Compared with men, women were almost three times as likely to have lung diffusion impairment after 12 months.

Of 186 patients with abnormal lung CT scan at 6 months, 118 patients had a repeat CT scan at 12 months. The lung imaging abnormality gradually recovered during follow-up, yet 76% of the most critically ill patients still had ground glass opacity at 12 months.

 

 

Mental health hit

Among those patients who had been employed full- or part-time before catching COVID, the majority had returned to their original job (88%) and most had returned to their pre-COVID-19 level of work (76%) within 12 months.

Among those who did not return to their original work, 32% cited decreased physical function, 25% were unwilling to do their previous job, and 18% were unemployed.

As shown in multiple other studies, COVID-19 can take a toll on mental health. In this cohort, slightly more patients reported anxiety or depression at 12 months than at 6 months (23% vs. 26%), and the proportion was much greater than in matched community-dwelling adults without COVID-19 (5%).

Compared with men, women were twice as likely to report anxiety or depression.

“We do not yet fully understand why psychiatric symptoms are slightly more common at 1 year than at 6 months in COVID-19 survivors,” study author Xiaoying Gu, PhD, from the Institute of Clinical Medical Sciences, China-Japan Friendship Hospital, said in the news release.

“These could be caused by a biological process linked to the virus infection itself, or the body’s immune response to it. Or they could be linked to reduced social contact, loneliness, incomplete recovery of physical health, or loss of employment associated with illness. Large, long-term studies of COVID-19 survivors are needed so that we can better understand the long-term physical and mental health consequences of COVID-19,” Dr. Gu said.

The authors caution that the findings represent a group of patients from a single hospital in China and the cohort included only a small number of patients who had been admitted to intensive care (94 of 1,276; 7.4%).

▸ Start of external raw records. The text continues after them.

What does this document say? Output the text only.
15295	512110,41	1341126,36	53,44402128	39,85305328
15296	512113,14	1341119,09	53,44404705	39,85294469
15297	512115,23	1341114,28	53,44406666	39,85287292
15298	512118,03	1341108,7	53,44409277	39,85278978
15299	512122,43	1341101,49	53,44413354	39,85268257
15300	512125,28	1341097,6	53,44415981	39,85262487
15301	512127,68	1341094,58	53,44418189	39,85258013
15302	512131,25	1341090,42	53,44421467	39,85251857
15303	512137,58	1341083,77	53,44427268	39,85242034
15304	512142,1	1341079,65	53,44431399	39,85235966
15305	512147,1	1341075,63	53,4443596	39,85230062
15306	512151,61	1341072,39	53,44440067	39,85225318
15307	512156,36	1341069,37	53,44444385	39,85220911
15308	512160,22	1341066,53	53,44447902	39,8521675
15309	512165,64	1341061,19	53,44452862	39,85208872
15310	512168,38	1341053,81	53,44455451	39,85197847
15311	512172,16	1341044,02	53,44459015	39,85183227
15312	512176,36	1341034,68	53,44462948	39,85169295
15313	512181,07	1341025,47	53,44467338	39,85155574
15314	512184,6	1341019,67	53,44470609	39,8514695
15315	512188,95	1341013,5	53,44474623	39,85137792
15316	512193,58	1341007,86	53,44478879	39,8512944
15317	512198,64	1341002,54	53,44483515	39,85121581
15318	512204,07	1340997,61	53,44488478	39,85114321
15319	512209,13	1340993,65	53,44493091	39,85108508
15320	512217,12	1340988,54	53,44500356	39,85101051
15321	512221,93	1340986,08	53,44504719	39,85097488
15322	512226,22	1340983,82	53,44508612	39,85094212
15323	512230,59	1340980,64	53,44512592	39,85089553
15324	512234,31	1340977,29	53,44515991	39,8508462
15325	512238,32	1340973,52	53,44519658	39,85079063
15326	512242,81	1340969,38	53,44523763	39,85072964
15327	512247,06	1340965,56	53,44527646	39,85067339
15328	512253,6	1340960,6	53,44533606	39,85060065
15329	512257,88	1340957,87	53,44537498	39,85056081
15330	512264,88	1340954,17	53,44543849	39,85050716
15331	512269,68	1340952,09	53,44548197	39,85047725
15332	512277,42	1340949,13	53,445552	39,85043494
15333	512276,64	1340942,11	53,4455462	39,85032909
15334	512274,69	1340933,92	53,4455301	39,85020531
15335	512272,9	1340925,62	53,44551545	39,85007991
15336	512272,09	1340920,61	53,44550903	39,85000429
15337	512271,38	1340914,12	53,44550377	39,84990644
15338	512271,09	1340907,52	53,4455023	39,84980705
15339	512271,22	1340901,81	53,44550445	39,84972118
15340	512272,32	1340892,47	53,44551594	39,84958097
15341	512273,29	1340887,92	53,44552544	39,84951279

The Lancet editorial urges the scientific and medical community to “collaborate to explore the mechanism and pathogenesis of long COVID, estimate the global and regional disease burdens, better delineate who is most at risk, understand how vaccines might affect the condition, and find effective treatments via randomized controlled trials.”

“At the same time, health care providers must acknowledge and validate the toll of the persistent symptoms of long COVID on patients, and health systems need to be prepared to meet individualized, patient-oriented goals, with an appropriately trained workforce involving physical, cognitive, social, and occupational elements,” the editorial states.

“Answering these research questions while providing compassionate and multidisciplinary care will require the full breadth of scientific and medical ingenuity. It is a challenge to which the whole health community must rise,” the editorialists conclude.

The study was funded by the Chinese Academy of Medical Sciences Innovation Fund for Medical Sciences, the National Natural Science Foundation of China, the National Key Research and Development Program of China, Major Projects of National Science and Technology on New Drug Creation and Development of Pulmonary Tuberculosis, the China Evergrande Group, the Jack Ma Foundation, Sino Biopharmaceutical, the Ping An Insurance (Group), and the New Sunshine Charity Foundation. The full list of author disclosures is available with the original article.

A version of this article first appeared on Medscape.com.